There are four critical components in precision marksmanship, he said, but "80 percent of it is mental. First off, you've got to believe you can do it." But that's just the first step; precision marksmanship also requires serious concentration. When the marksperson is really focused on shooting, it's just the shooter, the target and the gun. "When I was shooting good, I didn't know anyone else was on the range except the range officer."

Barrington said he keeps his focus on the front sight and its relation to the target; "You figure that front sight is on a rail," a line extending from his eye to the front sight to the target. When he's really concentrating "it (the front sight) gets big," he said. The challenge is to ensure the shooter pulls the trigger when the target and the sight are exactly in line, and that the fall of the hammer doesn't disturb the equilibrium. In fact, the shooter should never know exactly when the gun will fire--the shot should come as a surprise, Barrington said. That trigger control is "the hard part."

Of course there's a physical component to it too; how the shooter stands, their angle to the target, how they hold the pistol. The starting point is a 45-degree angle from the target, although that will require adjustments, Barrington said. Something as seemingly simple as holding the gun requires adjustments too. The idea is to have everything lined up, Barrington said, so that when the shooter raises their arm the gun is centered on the target. By that time everything should be in place. In precision shooting the gun "is an extension of your arm," he said.

It's difficult to put it all into words. "You just do it," Barrington said.

While it wasn't always precision shooting, Barrington said he was familiar with guns long before he went in the Army, "from the time I was a young kid--well, when I was a kid back in the '40s, we lived on rabbits and what we could hunt." He was drafted into the Army in 1953 and served a seven-year hitch, he said. When he left active duty in 1960 he went into the Army Reserves. "During the Cuban (missile) crisis I was called back in. Then I decided I'd make 20 (years) out of it."

At the time he was communications electronics specialist and he stayed a communications specialist, including hitch in Vietnam. He got involved in precision shooting while he was stationed at Fort Sam Houston in Texas; he was on the Fourth Army pistol team.

He carried that interest in pistol shooting when he was reassigned. Alas, when he went to Alaska the commanding general turned down his request to have a pistol team at the post. "The general said, 'If you want to stay in the Army, you'd better forget it.'" Barrington gave up precision shooting until 1973, when he was assigned to a base in Arizona. "They didn't have a job for me, so I coached the post pistol team." The team competed in Sixth Army matches, and eventually Barrington qualified for all-Army competition.
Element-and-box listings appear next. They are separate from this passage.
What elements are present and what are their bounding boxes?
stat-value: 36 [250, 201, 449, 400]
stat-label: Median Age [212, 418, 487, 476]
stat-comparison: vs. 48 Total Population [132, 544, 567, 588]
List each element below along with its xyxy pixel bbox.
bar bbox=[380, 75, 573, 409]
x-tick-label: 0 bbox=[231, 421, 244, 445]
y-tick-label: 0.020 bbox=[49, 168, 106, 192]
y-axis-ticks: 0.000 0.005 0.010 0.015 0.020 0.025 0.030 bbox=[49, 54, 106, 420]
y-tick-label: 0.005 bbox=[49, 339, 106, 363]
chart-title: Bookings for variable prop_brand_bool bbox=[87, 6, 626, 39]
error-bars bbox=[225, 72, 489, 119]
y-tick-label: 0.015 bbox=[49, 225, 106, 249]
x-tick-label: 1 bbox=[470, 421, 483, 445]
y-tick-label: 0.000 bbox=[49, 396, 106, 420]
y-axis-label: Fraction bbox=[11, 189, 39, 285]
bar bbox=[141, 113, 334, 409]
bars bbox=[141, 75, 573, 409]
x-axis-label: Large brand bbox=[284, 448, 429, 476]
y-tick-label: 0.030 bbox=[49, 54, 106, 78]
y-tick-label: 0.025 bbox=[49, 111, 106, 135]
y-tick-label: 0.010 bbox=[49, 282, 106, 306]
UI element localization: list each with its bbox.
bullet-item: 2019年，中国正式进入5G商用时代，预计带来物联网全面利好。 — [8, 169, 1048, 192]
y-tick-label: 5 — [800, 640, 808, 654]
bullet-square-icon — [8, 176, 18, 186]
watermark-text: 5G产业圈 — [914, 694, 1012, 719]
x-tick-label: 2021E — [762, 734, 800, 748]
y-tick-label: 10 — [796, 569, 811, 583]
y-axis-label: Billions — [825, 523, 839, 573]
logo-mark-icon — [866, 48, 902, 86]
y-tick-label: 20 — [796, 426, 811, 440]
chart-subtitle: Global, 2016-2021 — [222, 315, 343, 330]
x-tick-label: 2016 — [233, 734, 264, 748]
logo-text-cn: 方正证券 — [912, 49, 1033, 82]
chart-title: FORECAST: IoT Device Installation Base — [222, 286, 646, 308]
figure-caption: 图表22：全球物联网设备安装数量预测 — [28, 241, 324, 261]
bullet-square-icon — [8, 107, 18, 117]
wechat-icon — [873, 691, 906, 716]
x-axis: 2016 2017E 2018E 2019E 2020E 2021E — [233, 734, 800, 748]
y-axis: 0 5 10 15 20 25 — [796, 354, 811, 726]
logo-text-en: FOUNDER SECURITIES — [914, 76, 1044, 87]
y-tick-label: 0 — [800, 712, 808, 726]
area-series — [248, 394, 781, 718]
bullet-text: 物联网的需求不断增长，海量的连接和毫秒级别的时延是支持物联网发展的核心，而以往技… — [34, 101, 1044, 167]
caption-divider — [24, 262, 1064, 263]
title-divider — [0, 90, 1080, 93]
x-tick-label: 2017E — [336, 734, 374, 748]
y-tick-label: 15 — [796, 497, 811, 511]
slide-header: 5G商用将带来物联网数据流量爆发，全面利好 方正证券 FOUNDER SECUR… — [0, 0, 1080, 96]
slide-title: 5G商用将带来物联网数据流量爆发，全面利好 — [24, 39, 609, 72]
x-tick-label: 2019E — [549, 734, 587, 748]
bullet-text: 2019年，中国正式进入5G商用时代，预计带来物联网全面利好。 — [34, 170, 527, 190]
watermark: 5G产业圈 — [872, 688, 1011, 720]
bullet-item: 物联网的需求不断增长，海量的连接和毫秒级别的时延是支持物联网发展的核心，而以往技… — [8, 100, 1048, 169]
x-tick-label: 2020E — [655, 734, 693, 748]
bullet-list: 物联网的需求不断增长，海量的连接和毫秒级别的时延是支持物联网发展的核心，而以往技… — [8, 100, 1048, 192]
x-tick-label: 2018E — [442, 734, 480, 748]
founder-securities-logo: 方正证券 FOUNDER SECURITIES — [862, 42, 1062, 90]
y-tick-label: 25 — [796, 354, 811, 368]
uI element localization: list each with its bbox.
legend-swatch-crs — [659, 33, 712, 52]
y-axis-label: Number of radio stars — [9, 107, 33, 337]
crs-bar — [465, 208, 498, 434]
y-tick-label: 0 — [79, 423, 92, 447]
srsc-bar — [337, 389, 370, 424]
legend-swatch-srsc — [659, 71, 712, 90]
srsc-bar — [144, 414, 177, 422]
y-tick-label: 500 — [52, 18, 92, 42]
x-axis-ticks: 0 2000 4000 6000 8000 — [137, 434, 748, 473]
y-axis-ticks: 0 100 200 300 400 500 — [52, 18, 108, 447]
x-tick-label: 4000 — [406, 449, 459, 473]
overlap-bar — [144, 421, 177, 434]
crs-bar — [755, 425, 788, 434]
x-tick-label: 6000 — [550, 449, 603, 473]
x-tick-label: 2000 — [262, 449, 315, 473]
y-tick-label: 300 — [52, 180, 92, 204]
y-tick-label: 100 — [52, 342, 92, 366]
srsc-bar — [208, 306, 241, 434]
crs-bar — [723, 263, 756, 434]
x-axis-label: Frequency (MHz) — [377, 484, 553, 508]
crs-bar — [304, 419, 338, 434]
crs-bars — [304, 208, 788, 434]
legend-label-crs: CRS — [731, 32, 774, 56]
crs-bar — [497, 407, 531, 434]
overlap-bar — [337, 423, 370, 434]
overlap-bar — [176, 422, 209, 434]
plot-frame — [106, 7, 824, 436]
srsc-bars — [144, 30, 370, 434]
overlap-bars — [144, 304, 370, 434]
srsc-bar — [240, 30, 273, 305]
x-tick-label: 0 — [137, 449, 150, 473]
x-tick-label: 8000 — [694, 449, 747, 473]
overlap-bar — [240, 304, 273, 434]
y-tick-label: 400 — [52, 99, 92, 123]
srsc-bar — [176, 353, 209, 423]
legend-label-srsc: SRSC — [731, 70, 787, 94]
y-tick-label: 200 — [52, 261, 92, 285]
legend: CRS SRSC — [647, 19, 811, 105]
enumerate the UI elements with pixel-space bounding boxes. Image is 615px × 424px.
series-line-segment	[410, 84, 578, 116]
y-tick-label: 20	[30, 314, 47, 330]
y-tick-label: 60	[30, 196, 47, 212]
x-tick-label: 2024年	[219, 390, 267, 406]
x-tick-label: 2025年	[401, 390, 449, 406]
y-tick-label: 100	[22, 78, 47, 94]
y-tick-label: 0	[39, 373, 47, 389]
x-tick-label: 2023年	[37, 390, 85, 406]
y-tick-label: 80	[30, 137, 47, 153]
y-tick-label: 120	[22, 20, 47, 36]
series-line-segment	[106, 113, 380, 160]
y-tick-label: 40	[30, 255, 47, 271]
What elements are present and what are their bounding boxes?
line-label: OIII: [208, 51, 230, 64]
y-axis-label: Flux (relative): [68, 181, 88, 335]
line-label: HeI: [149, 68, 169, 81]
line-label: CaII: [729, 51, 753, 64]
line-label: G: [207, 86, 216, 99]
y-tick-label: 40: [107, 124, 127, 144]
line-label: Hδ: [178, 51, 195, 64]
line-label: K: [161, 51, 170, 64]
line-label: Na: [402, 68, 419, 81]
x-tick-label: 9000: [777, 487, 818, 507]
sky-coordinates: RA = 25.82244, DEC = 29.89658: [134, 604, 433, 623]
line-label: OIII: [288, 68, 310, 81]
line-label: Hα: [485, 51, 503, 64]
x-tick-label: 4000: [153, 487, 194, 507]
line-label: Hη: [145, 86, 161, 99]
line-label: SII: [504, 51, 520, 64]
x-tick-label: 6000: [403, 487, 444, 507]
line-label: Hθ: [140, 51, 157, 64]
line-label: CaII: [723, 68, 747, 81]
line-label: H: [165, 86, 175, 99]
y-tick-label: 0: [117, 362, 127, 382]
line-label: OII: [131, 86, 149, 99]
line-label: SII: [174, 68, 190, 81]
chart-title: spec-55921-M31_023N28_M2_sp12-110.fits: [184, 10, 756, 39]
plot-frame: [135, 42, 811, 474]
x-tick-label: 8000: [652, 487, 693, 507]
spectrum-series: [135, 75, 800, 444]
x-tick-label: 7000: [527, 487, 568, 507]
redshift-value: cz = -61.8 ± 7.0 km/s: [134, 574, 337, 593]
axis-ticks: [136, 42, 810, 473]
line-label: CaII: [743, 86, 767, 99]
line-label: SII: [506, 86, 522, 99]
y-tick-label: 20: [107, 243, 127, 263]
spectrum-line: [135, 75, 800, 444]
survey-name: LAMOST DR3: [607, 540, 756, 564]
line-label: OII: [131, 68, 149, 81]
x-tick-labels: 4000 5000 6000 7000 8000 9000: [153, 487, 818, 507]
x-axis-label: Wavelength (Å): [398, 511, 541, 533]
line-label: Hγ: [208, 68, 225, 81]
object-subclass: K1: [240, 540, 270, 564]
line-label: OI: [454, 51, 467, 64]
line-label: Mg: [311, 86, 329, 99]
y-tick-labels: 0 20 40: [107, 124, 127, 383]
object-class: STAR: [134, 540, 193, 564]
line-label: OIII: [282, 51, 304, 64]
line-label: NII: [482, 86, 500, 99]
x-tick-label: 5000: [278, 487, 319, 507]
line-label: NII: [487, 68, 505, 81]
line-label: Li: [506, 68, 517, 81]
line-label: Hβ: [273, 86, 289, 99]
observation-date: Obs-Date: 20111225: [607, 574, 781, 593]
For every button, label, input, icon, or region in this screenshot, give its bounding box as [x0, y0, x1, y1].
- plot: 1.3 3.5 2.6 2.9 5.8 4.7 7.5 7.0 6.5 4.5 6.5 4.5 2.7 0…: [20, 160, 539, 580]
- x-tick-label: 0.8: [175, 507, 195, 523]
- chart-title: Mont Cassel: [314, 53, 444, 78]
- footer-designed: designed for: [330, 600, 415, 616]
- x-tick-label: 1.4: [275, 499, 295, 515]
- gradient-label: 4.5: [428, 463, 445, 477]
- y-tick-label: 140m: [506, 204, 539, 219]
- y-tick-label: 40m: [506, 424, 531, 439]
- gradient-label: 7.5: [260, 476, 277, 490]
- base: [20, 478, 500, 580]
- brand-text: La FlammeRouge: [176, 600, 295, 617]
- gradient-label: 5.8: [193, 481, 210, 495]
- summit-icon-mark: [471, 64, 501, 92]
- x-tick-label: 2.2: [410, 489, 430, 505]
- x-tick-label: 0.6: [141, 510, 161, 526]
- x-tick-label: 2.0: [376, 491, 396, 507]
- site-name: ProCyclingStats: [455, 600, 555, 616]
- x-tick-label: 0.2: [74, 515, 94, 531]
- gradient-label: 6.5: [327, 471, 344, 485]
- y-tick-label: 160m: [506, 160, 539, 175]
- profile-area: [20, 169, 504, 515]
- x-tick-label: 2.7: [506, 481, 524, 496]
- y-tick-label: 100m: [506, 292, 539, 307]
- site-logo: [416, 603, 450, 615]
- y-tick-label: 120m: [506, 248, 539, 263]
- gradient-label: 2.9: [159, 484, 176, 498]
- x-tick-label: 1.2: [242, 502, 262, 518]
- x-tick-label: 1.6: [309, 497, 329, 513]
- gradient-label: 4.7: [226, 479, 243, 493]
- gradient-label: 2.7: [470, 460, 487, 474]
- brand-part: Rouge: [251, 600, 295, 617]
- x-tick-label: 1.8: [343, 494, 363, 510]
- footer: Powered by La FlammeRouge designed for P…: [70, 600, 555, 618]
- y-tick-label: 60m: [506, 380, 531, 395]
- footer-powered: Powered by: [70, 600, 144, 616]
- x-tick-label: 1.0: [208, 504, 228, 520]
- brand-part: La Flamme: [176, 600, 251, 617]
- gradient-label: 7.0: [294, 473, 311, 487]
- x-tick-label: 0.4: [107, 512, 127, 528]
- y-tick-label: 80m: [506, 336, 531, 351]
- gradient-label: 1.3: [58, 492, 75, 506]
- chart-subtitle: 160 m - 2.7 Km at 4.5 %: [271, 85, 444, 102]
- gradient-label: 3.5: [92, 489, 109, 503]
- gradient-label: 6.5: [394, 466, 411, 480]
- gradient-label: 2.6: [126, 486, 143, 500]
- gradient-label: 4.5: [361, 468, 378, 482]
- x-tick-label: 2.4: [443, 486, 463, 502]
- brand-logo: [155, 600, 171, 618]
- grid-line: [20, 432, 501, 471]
He was assigned to the instructor's job with the Army marksmanship unit in 1977. "That was the best job in the Army," he said. At the beginning of April the team would start traveling around the country, instructing ROTC units in precision marksmanship and participating in shooting matches. Shooting competitions culminated with the national championship in August. In 1985 Barrington won the intraservice competition; on the way to the match Max and his late wife Elisabeth stopped off at the national championships. Elisabeth won the .22 competition at the national championships. "'85 was a good year," he said.

After he retired from the Army Barrington moved to western Washington. He was the chief range officer at the Custer Gun Club in Custer, north of Bellingham, for a decade. In 1997 the Barringtons moved to Malott; he's a member of the Tonasket Gun Club and the Omak Fish and Game Club, in addition to a shooting range he's built on his property. His eyesight isn't what it used to be, he said, so he's given up precision shooting. Two of Barrington's nephews live in the area; "they're beating me on the range we have up here, and that upsets me."

Maybe it's not competitive shooting anymore, but he's still shooting. "It's a lot of fun." Actually he's not done with competitive shooting completely. "I still coach people." Each person is different, and each shooter has to adjust, but if they've got a good coach, they can figure it out, he said.